I sometimes think I’d like to find some of the locations in Murakami’s books.  The ones that can be found in physical reality, that is.  Some of them might be a bit trickier, being all metaphysical and all.  I did find this post on the Kirainet blog, about the café that Murakami used to run with his wife, but it’s not quite the same thing.

The next Japanese author I read was Yukio Mishima.  I picked up a copy of The Temple of the Golden Pavilion, because we were going to Kyoto on holiday and I wanted to see Kinkakuji while we were there.  I thought that reading a novel set in the temple would be a different introduction to it.  It was great – such misanthropy, such oddness – and an interesting insight into the mind of a Japanese person.

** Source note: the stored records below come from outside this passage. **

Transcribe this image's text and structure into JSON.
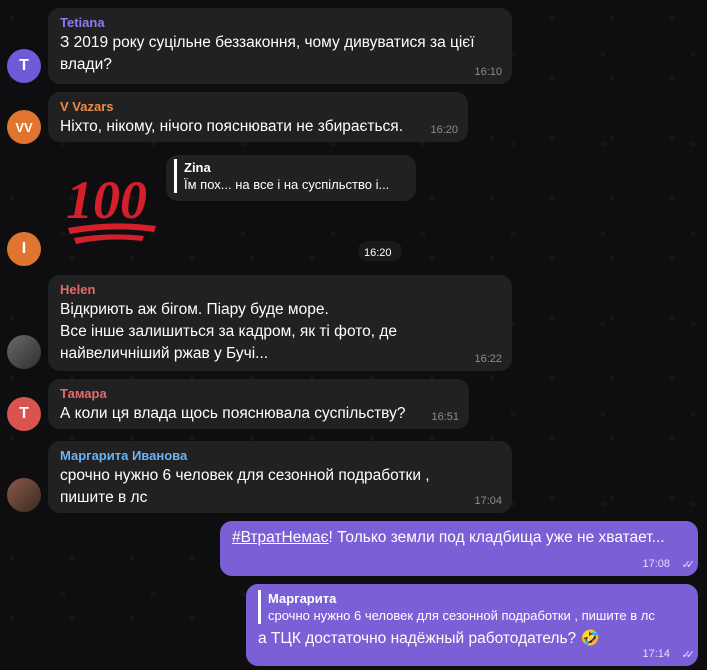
{
  "messages": [
    {
      "sender": "Tetiana",
      "avatar_letter": "T",
      "avatar_color": "#6f5bd8",
      "name_color": "#8b7cf0",
      "text": "З 2019 року суцільне беззаконня, чому дивуватися за цієї\nвлади?",
      "time": "16:10"
    },
    {
      "sender": "V Vazars",
      "avatar_letter": "VV",
      "avatar_color": "#e0752f",
      "name_color": "#ee8a4a",
      "text": "Ніхто, нікому, нічого пояснювати не збирається.",
      "time": "16:20"
    },
    {
      "sender": "",
      "avatar_letter": "I",
      "avatar_color": "#e0752f",
      "reply_name": "Zina",
      "reply_text": "Їм пох... на все і на суспільство і...",
      "time": "16:20"
    },
    {
      "sender": "Helen",
      "name_color": "#e56a6a",
      "text": "Відкриють аж бігом. Піару буде море.\nВсе інше залишиться за кадром, як ті фото, де\nнайвеличніший ржав у Бучі...",
      "time": "16:22"
    },
    {
      "sender": "Тамара",
      "avatar_letter": "T",
      "avatar_color": "#d9534f",
      "name_color": "#e56a6a",
      "text": "А коли ця влада щось пояснювала суспільству?",
      "time": "16:51"
    },
    {
      "sender": "Маргарита Иванова",
      "name_color": "#6ab3f3",
      "text": "срочно нужно 6 человек для сезонной подработки ,\nпишите в лс",
      "time": "17:04"
    }
  ],
  "outgoing": [
    {
      "hashtag": "#ВтратНемає",
      "text": "! Только земли под кладбища уже не хватает...",
      "time": "17:08"
    },
    {
      "reply_name": "Маргарита",
      "reply_text": "срочно нужно 6 человек для сезонной подработки , пишите в лс",
      "text": "а ТЦК достаточно надёжный работодатель? 🤣",
      "time": "17:14"
    }
  ]
}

It was also interesting to read a novelist’s imagining of the story behind the destruction of the pavilion by a disaffected monk who lived in the temple grounds.  That part of the story is true.  Mishima’s imagining of why is, I think, complete fabrication.

It was good to see the real article (or rather the rebuilt article) when we went to Kyoto.  I like the fact that Kinkakuji was rebuilt in the way it was originally intended to be built and decorated, rather than the way the original had appeared.  It’s so very, very golden now.  So the monk probably did us all a favour, in a way.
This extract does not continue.